Stereodesk’s Fred Crane and Profundo’s Bob Clark were on hand with some extremely fine imports, including an update from Heed Audio and the magnificent Viva Audio line up.
The Viva gear I’d just seen — and seen for the first time — at Newport. It’s incredible. The center piece here for CanMania, of course, was the ginormous Egoista ($9,500), which uses a pair of 845 output tubes to drive 15 watts into the headphones of your choice. I love the Steelers colors, but apparently that automotive paint is custom, so I suppose you could put your own NFL version together.
This amp is inspiring. And when I say, “ginormous”, I mean it — plan on a lot of rack space and make sure that space has plenty of ventilation. That chassis gets rather warm, and the metal all gets used for heat dissipation. Sorry — not a desktop option, there. But still, who cares? Look at that thing!
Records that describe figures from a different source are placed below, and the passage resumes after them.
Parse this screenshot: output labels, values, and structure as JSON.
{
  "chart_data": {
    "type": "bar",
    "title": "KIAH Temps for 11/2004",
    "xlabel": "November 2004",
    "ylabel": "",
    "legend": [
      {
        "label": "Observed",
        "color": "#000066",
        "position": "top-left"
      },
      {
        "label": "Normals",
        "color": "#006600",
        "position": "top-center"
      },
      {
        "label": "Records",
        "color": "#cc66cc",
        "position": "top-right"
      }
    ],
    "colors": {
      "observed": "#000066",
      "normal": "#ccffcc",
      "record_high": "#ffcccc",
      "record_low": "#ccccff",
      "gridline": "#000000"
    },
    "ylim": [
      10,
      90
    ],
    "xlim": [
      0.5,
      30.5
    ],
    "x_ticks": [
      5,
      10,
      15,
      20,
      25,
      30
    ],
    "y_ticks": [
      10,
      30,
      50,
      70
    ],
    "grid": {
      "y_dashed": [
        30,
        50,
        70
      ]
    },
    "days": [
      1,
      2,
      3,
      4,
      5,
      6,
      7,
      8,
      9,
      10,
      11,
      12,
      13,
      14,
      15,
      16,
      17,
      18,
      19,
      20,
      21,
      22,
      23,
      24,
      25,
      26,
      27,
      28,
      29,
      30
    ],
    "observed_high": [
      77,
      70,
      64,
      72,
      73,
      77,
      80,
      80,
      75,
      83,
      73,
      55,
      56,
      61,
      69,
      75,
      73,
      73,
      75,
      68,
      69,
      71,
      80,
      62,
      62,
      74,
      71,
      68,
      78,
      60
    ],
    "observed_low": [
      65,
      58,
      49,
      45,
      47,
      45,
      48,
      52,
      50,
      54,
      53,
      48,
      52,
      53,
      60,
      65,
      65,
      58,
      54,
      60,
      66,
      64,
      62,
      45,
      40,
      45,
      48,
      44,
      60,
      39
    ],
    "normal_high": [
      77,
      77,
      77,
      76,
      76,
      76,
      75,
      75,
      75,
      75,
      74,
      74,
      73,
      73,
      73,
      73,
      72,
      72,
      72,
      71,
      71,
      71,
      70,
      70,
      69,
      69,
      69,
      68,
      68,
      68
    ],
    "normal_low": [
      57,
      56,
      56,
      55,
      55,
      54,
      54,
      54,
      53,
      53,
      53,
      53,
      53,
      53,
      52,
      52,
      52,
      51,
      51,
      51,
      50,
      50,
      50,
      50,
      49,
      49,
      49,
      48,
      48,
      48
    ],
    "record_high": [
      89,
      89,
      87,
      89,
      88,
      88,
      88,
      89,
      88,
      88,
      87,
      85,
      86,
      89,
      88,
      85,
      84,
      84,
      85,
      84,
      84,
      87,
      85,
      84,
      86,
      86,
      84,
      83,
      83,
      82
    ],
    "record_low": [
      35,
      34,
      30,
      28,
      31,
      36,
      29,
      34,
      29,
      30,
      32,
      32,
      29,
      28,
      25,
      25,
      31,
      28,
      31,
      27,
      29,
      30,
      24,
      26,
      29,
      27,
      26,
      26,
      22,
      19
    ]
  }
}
Sitting with the Egoista was the Numerico, a $10,000 matching DAC/CD transport. Sitting next to the Egoista, it’s pretty easy to over look the breadbox actually cranking out the tunes, but if logic is any guide, at least half the work being done by that system starts there — and given the fine sound coming out of every headphone I used with it, that’s one sweet pairing. Oh, my, but wow — $19,500 is a lot of dough for a headphone rig ….
Happily, Bob and Fred had a couple of other very interesting options on hand. First up, the new Heed Audio products from their Obelisk line — here wired up in two completely different combinations.
The first was sourced from a little ASUS T100a Transformer notebook running J-River ($300). This jumped into a Heed Audio Dactilus DAC ($750), feeding a CanAmp headphone amplifier ($480), with playback courtesy of HiFiMan’s excellent new 400i headphones ($499).
The second system was using a Heed DT digital transport ($1900), playing into a Heed DA DAC ($2100) with newest Dactil 2.1 card (this combo was also driving a MalValve amp that I completely overlooked). A Canalot ($750 standalone) headphone amp with optional Q-PSU power supply ($1200 for the combo), cranked into a pair of Audeze LCD-2 headphones ($995).
Of the two, the latter was very clearly more refined, but the “little guy” system was surprisingly satisfying — two price points, two signatures, two things to compare with that giant Egoista mocking you from around the table.
In between was a couple of other amps, the Crayon Audio CHA-1 ($10k) that was bogarted and the MalValve amp ($7500) I didn’t even see. Ah, me.
Anyway, here’s what I took away from the Stereodesk table — Fred Crane is really into super high-end personal audio. He’s got the goods — if you ever get the chance, he’d be the guy to talk to about headphone systems that go way past eleven.